Indeed, as Slate’s Jamelle Bouie noted at the time, Stewart “was running as a voice for Trumpism, railing against ‘illegal immigration,’ condemning ‘transgender bathrooms,’ slamming Gillespie as a ‘cuckservative,’ and centering his campaign on an aggressive defense of the state’s Confederate monuments and memorials.”

Stewart lost that primary, but he came very close, which only emboldened him further. The right-wing Republican soon after launched a Senate bid, and this primary turned out better for the Trump acolyte.

In Virginia, Corey Stewart, a Trump-supporting, immigration hardliner who campaigned on keeping up Confederate monuments, narrowly won the GOP U.S. Senate primary, and will go up against incumbent Democratic Sen. Tim Kaine this fall.

With 100 percent of Virginia precincts in, Stewart, the chairman of the Prince William County Board of Supervisors, had 44.9 percent of the vote, compared with state Delegate Nick Freitas, a former Green Beret who’d received backing from a key conservative group, with 43.1 percent.

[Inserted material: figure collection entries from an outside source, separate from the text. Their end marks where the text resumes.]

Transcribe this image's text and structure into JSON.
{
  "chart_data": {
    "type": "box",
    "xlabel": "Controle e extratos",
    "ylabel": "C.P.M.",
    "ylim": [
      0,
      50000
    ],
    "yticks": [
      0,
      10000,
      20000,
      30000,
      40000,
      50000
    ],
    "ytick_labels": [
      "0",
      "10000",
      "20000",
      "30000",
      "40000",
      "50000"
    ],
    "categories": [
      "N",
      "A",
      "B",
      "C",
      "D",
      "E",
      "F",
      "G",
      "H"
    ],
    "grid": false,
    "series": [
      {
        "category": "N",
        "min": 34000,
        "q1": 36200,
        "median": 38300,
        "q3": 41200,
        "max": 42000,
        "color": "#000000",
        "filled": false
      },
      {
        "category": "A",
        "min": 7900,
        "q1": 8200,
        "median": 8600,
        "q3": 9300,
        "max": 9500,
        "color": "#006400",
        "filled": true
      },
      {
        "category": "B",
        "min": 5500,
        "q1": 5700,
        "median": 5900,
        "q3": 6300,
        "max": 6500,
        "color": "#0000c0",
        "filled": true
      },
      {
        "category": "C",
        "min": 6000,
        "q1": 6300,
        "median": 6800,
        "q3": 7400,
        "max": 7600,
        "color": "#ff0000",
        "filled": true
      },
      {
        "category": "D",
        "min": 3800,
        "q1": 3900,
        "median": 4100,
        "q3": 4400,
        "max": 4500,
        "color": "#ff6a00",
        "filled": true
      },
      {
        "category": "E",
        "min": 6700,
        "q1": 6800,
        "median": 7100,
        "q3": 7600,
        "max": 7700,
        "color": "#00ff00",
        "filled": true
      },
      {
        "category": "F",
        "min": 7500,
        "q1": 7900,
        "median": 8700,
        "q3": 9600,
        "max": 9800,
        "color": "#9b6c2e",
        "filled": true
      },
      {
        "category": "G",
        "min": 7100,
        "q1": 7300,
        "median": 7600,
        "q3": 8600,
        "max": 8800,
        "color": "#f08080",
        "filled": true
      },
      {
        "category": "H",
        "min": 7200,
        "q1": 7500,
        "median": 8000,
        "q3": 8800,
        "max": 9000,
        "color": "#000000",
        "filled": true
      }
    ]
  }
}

Stewart’s victory could be a gift for Kaine in blue-leaning Virginia, where a Republican hasn’t won a statewide race since 2009. Stewart campaigned as an ardent supporter of the Second Amendment and even revived false “birther” allegations that Barack Obama wasn’t born in the U.S.

To get a flavor of what Stewart brings to the table, note that when he launched his campaign, he declared that “the era of the kinder, gentler Republican is over.”

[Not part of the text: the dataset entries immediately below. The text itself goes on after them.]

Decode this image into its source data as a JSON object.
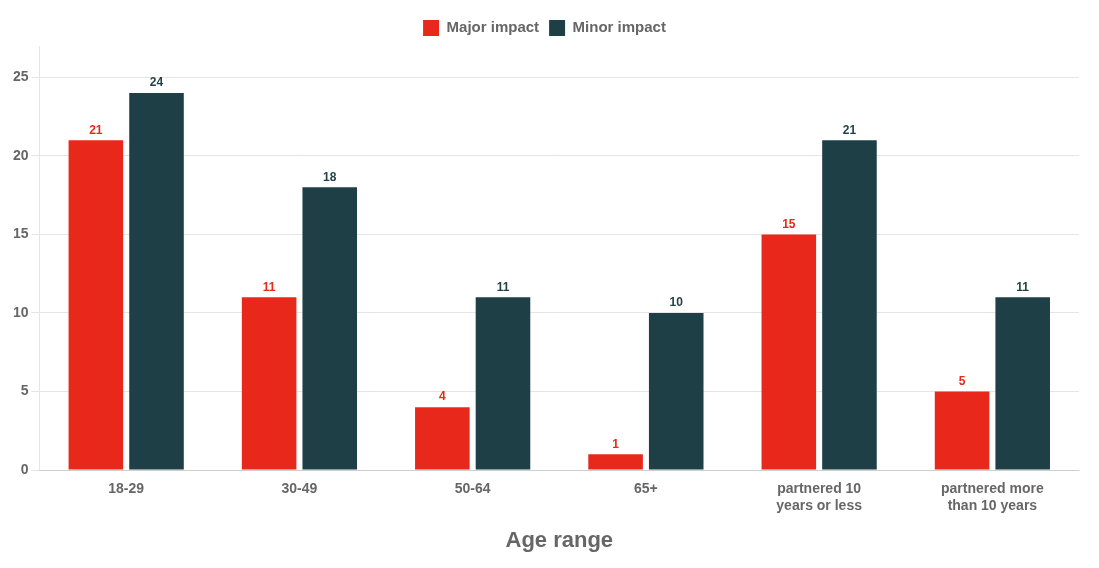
{
  "chart_data": {
    "type": "bar",
    "categories": [
      "18-29",
      "30-49",
      "50-64",
      "65+",
      "partnered 10\nyears or less",
      "partnered more\nthan 10 years"
    ],
    "series": [
      {
        "name": "Major impact",
        "color": "#e8281a",
        "values": [
          21,
          11,
          4,
          1,
          15,
          5
        ]
      },
      {
        "name": "Minor impact",
        "color": "#1d3f45",
        "values": [
          24,
          18,
          11,
          10,
          21,
          11
        ]
      }
    ],
    "xlabel": "Age range",
    "ylim": [
      0,
      27
    ],
    "yticks": [
      0,
      5,
      10,
      15,
      20,
      25
    ],
    "grid": true,
    "legend": "top",
    "data_labels": true
  }
}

His candidacy, Stewart added, would be “vicious.”

For most Republican officials, yesterday’s results weren’t good news. Kaine is a formidable incumbent, making this an uphill climb for the GOP anyway, but the broader issue is having the Republican brand associated with a pro-Confederate extremist.

Indeed, it was of great interest to see the National Republican Senatorial Committee – which exists solely to help GOP candidates win Senate races – celebrate the results of yesterday’s primary contests in several states by way of press releases and social media, while saying nothing about the contest in Virginia.

And yet, there was the president, declaring via Twitter, “Congratulations to Corey Stewart for his great victory for Senator from Virginia. Now he runs against a total stiff, Tim Kaine, who is weak on crime and borders, and wants to raise your taxes through the roof. Don’t underestimate Corey, a major chance of winning!”

Stewart may be too radical for much of the Republican Party’s establishment, but he’s just right for Donald Trump.

Rep. Mark Sanford (R-S.C.) lost his primary yesterday because he was insufficiently pro-Trump, while Corey Stewart won his primary yesterday because he was Virginia’s version of Trump.

Today’s GOP is getting Trumpier and Trumpier all the time.